Fears that the EU carbon measure will lead to a ‘rapid deindustrialisation’ of African countries that export to the European Union have already been raised, particularly by Faten Aggad, a senior adviser on ‘climate diplomacy’ at the African Climate Foundation.
Either way it is the long-suffering consumer who will be paying more or going without.
The final stage of the process is ratification of the deal by the European Parliament and by the Council of Ministers who will then implement it within member nations. Ratification is expected to take place this month or next. Despite the far-reaching impact of the measures, little debate has taken place anywhere within the EU.

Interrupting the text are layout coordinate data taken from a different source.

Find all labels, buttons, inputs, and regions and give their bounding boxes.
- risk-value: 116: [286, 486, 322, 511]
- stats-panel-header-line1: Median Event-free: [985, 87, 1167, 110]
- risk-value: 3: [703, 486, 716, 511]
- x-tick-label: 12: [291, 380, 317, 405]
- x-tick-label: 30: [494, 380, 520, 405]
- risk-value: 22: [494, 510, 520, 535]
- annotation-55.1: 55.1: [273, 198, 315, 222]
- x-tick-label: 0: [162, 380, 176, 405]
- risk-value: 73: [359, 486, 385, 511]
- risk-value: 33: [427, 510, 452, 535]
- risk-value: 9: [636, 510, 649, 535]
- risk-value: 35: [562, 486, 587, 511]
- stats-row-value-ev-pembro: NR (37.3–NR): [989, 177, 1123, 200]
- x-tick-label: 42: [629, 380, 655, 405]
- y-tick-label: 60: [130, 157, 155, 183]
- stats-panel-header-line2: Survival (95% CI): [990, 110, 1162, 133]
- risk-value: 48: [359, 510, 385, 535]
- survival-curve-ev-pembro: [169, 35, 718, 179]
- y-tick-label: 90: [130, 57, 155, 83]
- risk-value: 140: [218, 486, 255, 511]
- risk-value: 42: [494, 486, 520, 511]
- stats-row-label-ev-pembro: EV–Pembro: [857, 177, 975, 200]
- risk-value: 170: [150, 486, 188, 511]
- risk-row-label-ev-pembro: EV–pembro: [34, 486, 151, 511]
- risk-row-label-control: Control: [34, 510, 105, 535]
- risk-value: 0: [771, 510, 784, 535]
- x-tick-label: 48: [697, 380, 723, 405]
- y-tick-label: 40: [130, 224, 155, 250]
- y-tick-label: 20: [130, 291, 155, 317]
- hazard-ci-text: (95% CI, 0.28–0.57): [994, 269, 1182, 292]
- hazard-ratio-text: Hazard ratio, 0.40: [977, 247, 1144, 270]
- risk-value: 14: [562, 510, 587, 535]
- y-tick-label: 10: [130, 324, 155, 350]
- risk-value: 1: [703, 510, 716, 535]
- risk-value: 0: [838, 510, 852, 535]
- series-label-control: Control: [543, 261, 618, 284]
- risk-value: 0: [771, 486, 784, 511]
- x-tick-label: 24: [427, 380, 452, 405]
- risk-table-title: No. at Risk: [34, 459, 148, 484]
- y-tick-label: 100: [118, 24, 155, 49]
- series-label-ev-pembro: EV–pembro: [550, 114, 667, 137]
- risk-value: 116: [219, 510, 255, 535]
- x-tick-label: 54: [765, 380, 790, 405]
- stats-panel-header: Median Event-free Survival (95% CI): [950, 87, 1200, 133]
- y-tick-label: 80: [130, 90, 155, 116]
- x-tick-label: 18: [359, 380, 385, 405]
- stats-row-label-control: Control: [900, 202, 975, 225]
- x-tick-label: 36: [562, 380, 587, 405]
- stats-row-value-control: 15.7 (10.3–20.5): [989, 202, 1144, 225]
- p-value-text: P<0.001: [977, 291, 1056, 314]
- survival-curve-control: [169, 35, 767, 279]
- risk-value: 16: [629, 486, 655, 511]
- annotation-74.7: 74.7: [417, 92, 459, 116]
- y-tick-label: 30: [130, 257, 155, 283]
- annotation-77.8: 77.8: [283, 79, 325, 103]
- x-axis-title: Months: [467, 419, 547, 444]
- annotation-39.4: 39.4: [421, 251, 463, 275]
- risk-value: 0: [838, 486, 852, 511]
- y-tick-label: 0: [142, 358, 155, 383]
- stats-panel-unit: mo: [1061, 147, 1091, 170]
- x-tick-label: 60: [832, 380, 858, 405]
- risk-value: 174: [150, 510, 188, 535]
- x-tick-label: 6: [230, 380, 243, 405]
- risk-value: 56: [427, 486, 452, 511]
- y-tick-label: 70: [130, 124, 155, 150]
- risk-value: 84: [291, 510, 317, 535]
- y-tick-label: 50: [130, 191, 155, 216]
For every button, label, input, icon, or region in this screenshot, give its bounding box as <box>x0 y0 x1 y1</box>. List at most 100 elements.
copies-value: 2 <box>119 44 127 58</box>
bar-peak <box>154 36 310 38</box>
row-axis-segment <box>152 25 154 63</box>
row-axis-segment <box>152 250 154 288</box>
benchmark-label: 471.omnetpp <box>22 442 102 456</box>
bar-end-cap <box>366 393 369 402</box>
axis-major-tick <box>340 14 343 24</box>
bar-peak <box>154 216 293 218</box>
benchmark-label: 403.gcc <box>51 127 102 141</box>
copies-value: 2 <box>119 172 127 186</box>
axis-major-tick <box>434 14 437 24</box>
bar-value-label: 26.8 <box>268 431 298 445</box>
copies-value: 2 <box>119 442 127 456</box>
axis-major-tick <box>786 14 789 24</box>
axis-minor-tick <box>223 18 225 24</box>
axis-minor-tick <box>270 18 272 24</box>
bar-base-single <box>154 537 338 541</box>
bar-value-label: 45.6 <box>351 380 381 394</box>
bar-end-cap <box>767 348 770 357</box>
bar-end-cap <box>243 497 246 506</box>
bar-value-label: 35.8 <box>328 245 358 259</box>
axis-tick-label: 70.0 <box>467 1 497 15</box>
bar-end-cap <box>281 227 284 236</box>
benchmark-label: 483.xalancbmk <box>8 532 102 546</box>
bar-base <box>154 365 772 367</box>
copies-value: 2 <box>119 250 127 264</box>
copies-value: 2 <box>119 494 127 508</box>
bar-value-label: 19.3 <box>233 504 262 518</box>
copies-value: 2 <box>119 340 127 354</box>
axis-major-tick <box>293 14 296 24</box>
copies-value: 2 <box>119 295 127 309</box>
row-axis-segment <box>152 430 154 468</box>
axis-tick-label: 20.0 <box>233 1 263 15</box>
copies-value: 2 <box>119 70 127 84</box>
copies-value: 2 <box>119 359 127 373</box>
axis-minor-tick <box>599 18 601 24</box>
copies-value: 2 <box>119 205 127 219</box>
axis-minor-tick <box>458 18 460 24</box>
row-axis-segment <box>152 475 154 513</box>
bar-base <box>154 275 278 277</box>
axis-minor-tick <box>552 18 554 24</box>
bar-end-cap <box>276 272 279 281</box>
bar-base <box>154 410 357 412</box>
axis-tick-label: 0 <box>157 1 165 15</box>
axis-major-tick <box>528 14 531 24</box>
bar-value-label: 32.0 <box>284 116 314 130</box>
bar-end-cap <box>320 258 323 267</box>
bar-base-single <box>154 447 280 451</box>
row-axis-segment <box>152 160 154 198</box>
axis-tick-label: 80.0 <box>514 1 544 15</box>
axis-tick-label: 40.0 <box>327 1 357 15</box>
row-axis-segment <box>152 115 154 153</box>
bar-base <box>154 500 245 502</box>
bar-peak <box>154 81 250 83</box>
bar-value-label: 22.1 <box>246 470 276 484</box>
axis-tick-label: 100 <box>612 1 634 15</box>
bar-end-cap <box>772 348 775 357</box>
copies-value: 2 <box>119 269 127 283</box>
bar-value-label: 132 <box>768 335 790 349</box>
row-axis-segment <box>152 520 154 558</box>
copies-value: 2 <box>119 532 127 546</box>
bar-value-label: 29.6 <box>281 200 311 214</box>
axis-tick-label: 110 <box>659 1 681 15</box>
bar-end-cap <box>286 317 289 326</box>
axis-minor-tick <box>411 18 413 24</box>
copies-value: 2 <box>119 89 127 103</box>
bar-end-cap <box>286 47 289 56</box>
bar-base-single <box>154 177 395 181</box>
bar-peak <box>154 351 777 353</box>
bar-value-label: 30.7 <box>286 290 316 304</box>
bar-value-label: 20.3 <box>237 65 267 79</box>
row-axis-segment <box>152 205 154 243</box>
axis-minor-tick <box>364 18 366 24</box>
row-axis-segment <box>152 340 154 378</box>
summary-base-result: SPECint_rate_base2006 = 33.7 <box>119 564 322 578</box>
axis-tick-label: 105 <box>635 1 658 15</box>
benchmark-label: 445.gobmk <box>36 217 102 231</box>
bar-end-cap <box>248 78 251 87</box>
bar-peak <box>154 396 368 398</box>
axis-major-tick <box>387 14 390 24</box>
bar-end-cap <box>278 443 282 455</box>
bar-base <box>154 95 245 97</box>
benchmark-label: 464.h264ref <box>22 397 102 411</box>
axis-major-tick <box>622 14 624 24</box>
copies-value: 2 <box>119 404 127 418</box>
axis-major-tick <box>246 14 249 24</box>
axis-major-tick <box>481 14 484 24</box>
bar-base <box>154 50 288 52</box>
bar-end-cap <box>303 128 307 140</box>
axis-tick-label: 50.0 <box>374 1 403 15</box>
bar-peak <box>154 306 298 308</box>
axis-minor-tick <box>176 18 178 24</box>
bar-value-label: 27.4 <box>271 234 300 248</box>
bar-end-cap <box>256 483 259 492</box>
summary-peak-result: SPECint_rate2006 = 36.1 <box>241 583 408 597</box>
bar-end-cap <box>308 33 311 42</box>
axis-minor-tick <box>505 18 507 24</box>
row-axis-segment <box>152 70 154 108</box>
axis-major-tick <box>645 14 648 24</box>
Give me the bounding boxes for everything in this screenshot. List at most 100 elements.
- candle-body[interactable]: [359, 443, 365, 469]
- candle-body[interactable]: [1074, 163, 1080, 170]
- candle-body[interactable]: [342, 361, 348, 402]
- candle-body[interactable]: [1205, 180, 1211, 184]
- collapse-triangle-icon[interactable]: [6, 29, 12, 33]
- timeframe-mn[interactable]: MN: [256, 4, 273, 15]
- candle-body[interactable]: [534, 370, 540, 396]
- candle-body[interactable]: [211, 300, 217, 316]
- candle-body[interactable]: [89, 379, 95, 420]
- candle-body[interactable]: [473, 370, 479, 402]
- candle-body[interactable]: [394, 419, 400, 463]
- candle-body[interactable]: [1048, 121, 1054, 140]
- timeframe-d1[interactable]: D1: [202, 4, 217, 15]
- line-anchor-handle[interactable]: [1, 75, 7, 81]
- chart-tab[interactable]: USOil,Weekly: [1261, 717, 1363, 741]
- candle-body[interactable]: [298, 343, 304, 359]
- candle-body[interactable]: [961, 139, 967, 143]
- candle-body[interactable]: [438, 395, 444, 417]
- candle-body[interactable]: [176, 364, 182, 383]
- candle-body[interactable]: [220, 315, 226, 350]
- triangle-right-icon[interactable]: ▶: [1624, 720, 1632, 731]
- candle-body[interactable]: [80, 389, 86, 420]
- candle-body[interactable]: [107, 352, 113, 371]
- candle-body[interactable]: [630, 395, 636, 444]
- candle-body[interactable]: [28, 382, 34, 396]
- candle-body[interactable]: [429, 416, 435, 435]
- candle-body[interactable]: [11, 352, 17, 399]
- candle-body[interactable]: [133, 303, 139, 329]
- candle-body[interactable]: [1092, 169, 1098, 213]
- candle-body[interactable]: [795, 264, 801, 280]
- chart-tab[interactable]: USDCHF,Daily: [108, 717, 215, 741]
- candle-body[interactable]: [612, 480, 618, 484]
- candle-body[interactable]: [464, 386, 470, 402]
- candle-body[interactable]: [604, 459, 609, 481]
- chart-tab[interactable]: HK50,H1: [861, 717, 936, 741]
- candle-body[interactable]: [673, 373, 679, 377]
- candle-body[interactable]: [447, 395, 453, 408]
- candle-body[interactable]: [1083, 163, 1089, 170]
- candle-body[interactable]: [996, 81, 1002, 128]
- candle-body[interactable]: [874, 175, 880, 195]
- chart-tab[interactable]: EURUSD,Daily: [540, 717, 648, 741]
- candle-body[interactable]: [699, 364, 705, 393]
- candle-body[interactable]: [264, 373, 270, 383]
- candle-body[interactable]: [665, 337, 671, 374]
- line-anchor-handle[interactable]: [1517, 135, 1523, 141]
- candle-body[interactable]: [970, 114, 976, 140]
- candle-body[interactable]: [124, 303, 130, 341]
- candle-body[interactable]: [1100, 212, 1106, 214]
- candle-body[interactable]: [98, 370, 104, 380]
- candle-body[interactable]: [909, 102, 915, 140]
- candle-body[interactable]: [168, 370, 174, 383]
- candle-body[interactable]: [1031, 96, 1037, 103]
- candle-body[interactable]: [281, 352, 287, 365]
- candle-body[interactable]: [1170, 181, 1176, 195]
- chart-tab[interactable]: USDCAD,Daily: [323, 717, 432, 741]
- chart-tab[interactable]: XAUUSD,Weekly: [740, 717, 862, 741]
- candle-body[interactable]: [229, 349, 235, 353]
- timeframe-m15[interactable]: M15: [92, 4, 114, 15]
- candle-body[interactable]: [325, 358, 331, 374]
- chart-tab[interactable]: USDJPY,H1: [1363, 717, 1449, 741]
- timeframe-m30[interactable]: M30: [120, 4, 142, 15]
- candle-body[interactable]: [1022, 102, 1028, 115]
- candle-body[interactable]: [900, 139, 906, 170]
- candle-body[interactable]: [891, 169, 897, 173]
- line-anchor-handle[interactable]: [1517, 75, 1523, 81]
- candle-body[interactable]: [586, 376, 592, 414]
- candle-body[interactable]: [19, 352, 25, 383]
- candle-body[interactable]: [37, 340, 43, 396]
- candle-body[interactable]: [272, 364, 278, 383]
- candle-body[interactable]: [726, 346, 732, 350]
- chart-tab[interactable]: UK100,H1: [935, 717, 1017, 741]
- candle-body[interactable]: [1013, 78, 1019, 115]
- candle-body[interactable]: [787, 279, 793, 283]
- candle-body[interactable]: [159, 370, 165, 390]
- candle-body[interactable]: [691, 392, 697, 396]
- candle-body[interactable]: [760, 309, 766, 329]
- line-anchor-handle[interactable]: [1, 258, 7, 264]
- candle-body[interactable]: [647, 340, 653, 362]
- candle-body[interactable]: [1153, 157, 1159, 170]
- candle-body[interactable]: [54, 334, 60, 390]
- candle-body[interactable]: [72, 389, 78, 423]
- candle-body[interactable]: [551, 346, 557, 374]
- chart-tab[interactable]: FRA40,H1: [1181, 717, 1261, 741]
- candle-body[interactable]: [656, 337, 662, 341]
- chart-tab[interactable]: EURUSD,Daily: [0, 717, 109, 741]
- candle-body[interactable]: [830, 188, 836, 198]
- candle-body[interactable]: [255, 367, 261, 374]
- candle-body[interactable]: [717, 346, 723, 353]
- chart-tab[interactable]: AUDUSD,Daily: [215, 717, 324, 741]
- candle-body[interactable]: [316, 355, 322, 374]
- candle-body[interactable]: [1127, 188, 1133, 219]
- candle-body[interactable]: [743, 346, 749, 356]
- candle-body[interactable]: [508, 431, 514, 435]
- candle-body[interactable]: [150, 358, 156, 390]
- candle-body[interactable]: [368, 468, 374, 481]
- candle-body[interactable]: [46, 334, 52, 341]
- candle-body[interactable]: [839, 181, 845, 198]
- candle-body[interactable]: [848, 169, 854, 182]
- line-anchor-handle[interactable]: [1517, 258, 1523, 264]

Up to a point, we can be thankful that the UK is now out of the EU, and that voters can vote out any government that openly pursues such a policy here. Indeed this can be a great retort for Brexit supporters to use whenever any diehard remainer challenges them to name any benefit arising from Brexit. That is until we remember the peculiar fixation of Westminster and Whitehall to follow green dogma to the fullest extent, without apparent consideration of the hardships inflicted on citizens. A similar measure could come before Parliament in the UK. If it passes, all of us will be doomed to follow lesser lives, like EU citizens, with fewer opportunities to travel and see the rest of the world, or to enjoy warm homes heated by the previously affordable and reliable energy sources during winter months, unless we definitively reject all the parties on board with this ‘zero carbon’ obsession.
As for EU citizens, once the impact of these measures become apparent to them, their likely recourse will be to take to the streets again, as we’ve seen with the Dutch farmers and the gilets jaunes in France. A few countries such as Sweden and Italy have recently had the wit to change direction. It will be interesting to observe whether they will be strong enough to resist the measures that the EU hierarchy are determined to impose.
The greatest irony of all is that while our lives stand to be diminished on the altar of ‘saving the planet’, the real culprits including China, India and Indonesia have been given a free pass on any similar commitment until at least 2050. Somehow such countries have been allowed to turn all logic on the subject on its head, despite learned articles such as a recent one in the Daily Telegraph which showed that China has pumped out more pollution in the last eight years up to 2020 than the UK since the Industrial Revolution began more than 200 years ago. China’s 80billion tonnes of CO2 emissions from 2013 to 2020 is higher than Britain’s 78billion over 220 years!
Another reason why it is so curious is that on subjects such as ‘climate reparations’ China seems to be in the clear rather than in the dock, and directly at our expense.
This article first appeared in Patrick Clarke’s Column on December 21, 2022, and is republished by kind permission.